Semelia had three older siblings - Conroy Kellyman, 14, Tashieka Kellyman, 16, and Nerissa Kellyman, 22.



The family only moved into the Maine Place development, near Maine Road, three weeks ago.



Many of the houses in the area are still being built, and the gates where the incident occurred led on to a building site.



Family and friends gathered round the spot where Semelia died, reading the many cards which have been left at the scene.



Tashieka sobbed as she read the tributes, and said: "I will miss her so much."



One card left by the gates was hand-made by a little girl called Showna.



It read: "I love you so much, thanks for being my friend."



The girl's mother was among the first to reach her daughter after the accident happened and she desperately tried to free her.

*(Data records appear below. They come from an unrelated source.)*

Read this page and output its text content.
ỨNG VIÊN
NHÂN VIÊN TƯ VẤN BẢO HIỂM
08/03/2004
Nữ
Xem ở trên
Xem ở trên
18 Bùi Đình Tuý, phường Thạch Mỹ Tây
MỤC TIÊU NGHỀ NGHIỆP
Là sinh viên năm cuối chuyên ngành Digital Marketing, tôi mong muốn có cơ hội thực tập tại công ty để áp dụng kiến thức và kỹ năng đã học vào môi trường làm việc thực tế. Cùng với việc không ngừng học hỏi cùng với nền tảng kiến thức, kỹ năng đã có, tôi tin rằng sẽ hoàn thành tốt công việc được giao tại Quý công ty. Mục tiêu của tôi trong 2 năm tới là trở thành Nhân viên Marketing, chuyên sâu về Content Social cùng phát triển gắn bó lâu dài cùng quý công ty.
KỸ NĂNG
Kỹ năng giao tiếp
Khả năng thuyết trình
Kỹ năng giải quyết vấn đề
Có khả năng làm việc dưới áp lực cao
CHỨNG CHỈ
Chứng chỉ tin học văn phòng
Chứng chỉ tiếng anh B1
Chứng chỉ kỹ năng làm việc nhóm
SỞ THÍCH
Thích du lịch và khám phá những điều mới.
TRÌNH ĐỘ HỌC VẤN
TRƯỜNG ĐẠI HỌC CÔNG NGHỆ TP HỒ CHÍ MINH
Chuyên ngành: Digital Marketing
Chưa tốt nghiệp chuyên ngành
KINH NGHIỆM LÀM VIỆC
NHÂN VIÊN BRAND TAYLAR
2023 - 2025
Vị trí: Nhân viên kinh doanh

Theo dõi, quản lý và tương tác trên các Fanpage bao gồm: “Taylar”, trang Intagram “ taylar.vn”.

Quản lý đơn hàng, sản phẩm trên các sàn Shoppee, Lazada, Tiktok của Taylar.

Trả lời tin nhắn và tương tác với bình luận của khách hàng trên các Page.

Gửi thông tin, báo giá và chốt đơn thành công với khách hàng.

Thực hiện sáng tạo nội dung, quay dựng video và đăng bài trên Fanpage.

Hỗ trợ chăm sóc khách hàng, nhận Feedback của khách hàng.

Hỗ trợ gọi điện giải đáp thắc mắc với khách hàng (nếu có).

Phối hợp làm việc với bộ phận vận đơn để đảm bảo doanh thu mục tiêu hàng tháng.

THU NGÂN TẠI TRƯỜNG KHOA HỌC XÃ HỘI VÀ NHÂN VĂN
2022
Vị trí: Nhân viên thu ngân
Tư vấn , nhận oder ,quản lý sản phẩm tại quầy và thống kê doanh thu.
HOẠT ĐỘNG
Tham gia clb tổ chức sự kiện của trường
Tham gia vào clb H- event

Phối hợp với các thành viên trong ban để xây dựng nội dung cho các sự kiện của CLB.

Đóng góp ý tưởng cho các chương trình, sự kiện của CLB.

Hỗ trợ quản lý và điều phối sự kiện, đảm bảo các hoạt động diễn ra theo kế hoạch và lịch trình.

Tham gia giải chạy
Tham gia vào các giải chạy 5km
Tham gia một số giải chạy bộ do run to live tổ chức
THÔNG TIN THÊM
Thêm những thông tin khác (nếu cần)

Reliving her nightmare, Ms Gilroy said she tried pressing the electronic button to open the gate, and also tried to use a remote control, but neither would work.



Officers eventually freed the little girl by breaking off an electronic box, she said.



HSE guidelines require developers to take steps to prevent people getting trapped in electric gates.



Pressure-sensitive strips and infra-red detectors are both recommended.







A spokesman from developer Lowry Homes said: "Lowry Homes is both saddened and shocked at the tragic incident at the Maine Road Development on the 28th June 2010 and our thoughts are with Semelia Campbell's family and friends at this time.



"The company is continuing to co-operate fully with the police and the HSE investigation and in these circumstances it is inappropriate for us to comment any further at this stage."









Semelia is not the first child to die in such tragic circumstances.



In 2006, nine-year-old Jason Keet was crushed to death by a set of electronic gates in Poole, Dorset.



The schoolboy's death was witnessed by his mother, Samantha Whittle, and his sister Rhiannon, aged 12 at the time.



The youngster's head became stuck in a gap between the hinge of the 6ft gates and the concrete pillar.



The boy had leaned through the gap to push a pedestrian button to open the gates to his grandparents' flat in Branksome Park, Poole.



Jason was eventually freed when four passers-by ripped the gate from its hinges.



But he died from head injuries and a heart attack.



Earlier this year Faulkner Gates Ltd, of Romsey, Hants, was fined £80,000 and ordered to pay £40,000 legal costs after it admitted breaching the Health and Safety at Work Act.